CRÓNICAS “APÓCRIFAS” DE UN PEREGRINO MEDIEVAL
SÉPTIMA ETAPA – SIGUIENDO EL RIO PISUERGA
Cuando Guillaume despertó brillaba ya el lucero del alba. Al calzarse las botas sintió dolor en el dedo gordo del pie derecho. Alguna rozadura –pensó. Echó mano de la navaja, cortó una rebanada de pan y aplicó un buen tajo al tocino entreverado. Mientras comía se puso en marcha. Ya estaba cruzando la puerta de Santamaría cuando comenzaron los primeros toques del Angelus. Apretó la marcha. Aún sonaban las campanas cuando llegó a la fachada del monasterio. Al poco salió por la puerta del cenobio Hermenegildo santiguándose. Una sonrisa de satisfacción les iluminó la cara.
Buenos días-se dijeron al unísono.
Se explicaron cómo habían pasado la noche. Guillaume tenía muy poco que contar aparte de la humedad del río que le había atravesado los huesos, pero estaba acostumbrado a que esas inclemencias no le quitaran el sueño. Mucho más interesantes le parecieron los relatos de Hermenegildo. En aquel convento dúplex algunas noches eran moviditas y la pasada había sido una de ellas. Hay disciplinas y cilicios pero también vicios apetecibles. Dicen los que saben que la carne es flaca y el hábito no hace al monje. A Guillaume le vinieron a la mente los canecillos de Cervatos y las noches locas de los barrios bajos en los puertos. Le chocó no obstante una cosa: siempre había creído que el mundo estaba dividido en dos bandos totalmente separados: los buenos de siempre (clérigos, señores cristianos rancios y devotas sumisas) y los malos, arrejuntados en una variopinta mezcolanza de vicios y depravaciones.

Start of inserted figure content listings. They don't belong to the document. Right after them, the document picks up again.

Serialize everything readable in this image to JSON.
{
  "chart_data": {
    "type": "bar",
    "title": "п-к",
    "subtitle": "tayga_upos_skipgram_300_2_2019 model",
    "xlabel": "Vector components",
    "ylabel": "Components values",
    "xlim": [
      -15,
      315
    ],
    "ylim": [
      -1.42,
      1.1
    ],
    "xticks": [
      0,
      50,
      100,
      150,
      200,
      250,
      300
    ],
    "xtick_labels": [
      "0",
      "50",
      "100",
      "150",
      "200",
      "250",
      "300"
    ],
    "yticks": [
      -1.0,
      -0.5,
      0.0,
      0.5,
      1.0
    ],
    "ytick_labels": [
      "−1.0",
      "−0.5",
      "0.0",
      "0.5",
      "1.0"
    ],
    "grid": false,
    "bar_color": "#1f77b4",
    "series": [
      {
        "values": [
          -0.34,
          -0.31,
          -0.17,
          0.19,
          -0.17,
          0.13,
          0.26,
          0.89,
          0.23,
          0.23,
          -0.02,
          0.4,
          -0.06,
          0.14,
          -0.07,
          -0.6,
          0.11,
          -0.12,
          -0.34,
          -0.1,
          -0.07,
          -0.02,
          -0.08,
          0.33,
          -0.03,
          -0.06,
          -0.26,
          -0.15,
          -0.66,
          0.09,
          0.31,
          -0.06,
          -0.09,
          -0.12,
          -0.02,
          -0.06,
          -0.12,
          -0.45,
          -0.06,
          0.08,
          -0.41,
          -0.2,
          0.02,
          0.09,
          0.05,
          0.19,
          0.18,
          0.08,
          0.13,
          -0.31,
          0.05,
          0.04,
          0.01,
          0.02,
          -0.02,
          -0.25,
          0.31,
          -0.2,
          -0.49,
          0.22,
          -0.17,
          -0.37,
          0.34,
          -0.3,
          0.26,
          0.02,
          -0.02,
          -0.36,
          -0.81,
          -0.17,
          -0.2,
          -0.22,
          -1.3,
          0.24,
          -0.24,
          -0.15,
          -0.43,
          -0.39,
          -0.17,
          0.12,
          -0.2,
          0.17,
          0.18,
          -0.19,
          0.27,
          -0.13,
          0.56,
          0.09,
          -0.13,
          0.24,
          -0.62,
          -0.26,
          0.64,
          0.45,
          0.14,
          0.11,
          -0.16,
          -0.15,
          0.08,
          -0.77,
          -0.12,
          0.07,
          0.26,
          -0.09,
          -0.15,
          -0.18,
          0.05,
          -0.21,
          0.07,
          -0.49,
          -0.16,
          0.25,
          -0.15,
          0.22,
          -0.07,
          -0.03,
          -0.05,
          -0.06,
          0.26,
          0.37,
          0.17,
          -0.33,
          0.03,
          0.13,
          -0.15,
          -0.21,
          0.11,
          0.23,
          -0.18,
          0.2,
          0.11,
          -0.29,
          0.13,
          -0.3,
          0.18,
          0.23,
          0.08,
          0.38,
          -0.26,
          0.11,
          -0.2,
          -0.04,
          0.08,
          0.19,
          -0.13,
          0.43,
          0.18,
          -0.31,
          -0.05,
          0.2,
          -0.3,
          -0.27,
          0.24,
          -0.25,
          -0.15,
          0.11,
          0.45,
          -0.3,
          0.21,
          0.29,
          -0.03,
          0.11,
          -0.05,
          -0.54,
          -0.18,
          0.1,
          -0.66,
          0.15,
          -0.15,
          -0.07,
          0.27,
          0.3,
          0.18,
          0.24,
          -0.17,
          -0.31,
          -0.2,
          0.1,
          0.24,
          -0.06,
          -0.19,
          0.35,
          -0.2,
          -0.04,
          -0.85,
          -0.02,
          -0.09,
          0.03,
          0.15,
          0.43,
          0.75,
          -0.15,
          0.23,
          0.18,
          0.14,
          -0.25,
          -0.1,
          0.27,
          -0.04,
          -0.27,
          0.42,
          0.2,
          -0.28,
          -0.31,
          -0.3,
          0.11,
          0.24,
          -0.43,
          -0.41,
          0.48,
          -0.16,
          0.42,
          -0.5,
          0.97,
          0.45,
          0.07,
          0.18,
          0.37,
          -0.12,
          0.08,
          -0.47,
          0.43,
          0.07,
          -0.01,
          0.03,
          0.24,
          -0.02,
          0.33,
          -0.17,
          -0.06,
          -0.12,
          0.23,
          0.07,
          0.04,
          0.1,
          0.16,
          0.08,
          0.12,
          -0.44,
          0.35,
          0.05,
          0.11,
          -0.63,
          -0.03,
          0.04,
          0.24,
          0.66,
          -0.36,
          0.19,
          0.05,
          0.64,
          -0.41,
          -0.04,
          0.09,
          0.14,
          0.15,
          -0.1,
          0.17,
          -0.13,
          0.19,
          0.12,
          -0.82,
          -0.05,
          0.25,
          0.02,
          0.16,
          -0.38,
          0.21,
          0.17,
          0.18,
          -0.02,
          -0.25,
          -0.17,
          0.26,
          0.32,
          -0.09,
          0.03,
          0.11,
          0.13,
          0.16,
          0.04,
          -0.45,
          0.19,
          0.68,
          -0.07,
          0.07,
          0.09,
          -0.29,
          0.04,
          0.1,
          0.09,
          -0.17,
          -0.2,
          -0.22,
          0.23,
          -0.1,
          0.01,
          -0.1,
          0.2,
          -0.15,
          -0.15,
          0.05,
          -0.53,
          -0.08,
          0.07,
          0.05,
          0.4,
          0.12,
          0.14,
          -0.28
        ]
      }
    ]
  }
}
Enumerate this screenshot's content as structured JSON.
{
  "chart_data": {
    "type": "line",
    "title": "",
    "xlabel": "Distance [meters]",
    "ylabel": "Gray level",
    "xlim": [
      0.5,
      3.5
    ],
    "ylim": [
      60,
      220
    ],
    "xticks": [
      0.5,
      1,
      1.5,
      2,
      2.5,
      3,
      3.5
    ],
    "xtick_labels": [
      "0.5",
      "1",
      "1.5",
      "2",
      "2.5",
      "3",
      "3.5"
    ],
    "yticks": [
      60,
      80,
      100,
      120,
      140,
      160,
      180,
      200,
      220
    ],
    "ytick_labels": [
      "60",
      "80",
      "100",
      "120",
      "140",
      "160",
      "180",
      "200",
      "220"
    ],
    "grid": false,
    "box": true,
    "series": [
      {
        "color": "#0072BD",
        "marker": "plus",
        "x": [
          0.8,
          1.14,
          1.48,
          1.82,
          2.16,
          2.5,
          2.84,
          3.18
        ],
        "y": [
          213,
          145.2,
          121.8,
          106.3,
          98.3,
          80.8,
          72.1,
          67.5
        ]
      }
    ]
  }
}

Desde que había iniciado el camino esta frontera entre el bien y el mal se le estaba desdibujando y cada vez le costaba más ver qué lado le estaba asignado. Entretenidos con sus relatos y reflexiones las leguas iban cayendo, no sin que los pies se resintieran, pero tanto uno como el otro, por razones diferentes, creían que el sacrificio merecía la pena. Pararon en Corvio para ver las tumbas escavadas en las rocas: Hermenegildo rezó un padrenuestro y Guillaume esbozó un gesto que algún parecido tenía con la cruz. Al pasar ante la iglesia de Santa Juliana el palentino masculló una avemaría.
-Me han impresionado las tumbas. Me recordaron el suelo frío y húmedo de las mazmorras, allí inmovilizado por los grilletes. No sabes si en verdad estás vivo o estás muerto.
Divisaron en un altozano la bella silueta de la iglesia de Matamorisca dedicada a San Juan Bautista. Decidieron seguir camino llano por si la noche se les echaba encima antes de llegar a Cervera. Enseguida descubrieron un camino que reseguía el trazado del río Pisuerga: era de muy fácil transitar. Así que a media tarde ya estaban en el eremitorio de San Vicente. Hermenegildo le contó a su compañero las historias que se contaban sobre aquellas cuevas misteriosas que sirvieron de refugio a los eremitas: nada querían con el siglo y la extrema precariedad era el aval de su libertad. Dudaron en pasar allí la noche pero finalmente acordaron que descansarían en la cueva que había bajo el castillo-iglesia de Santa María ya que estaba en zona habitada y por tanto más segura. Y así fue.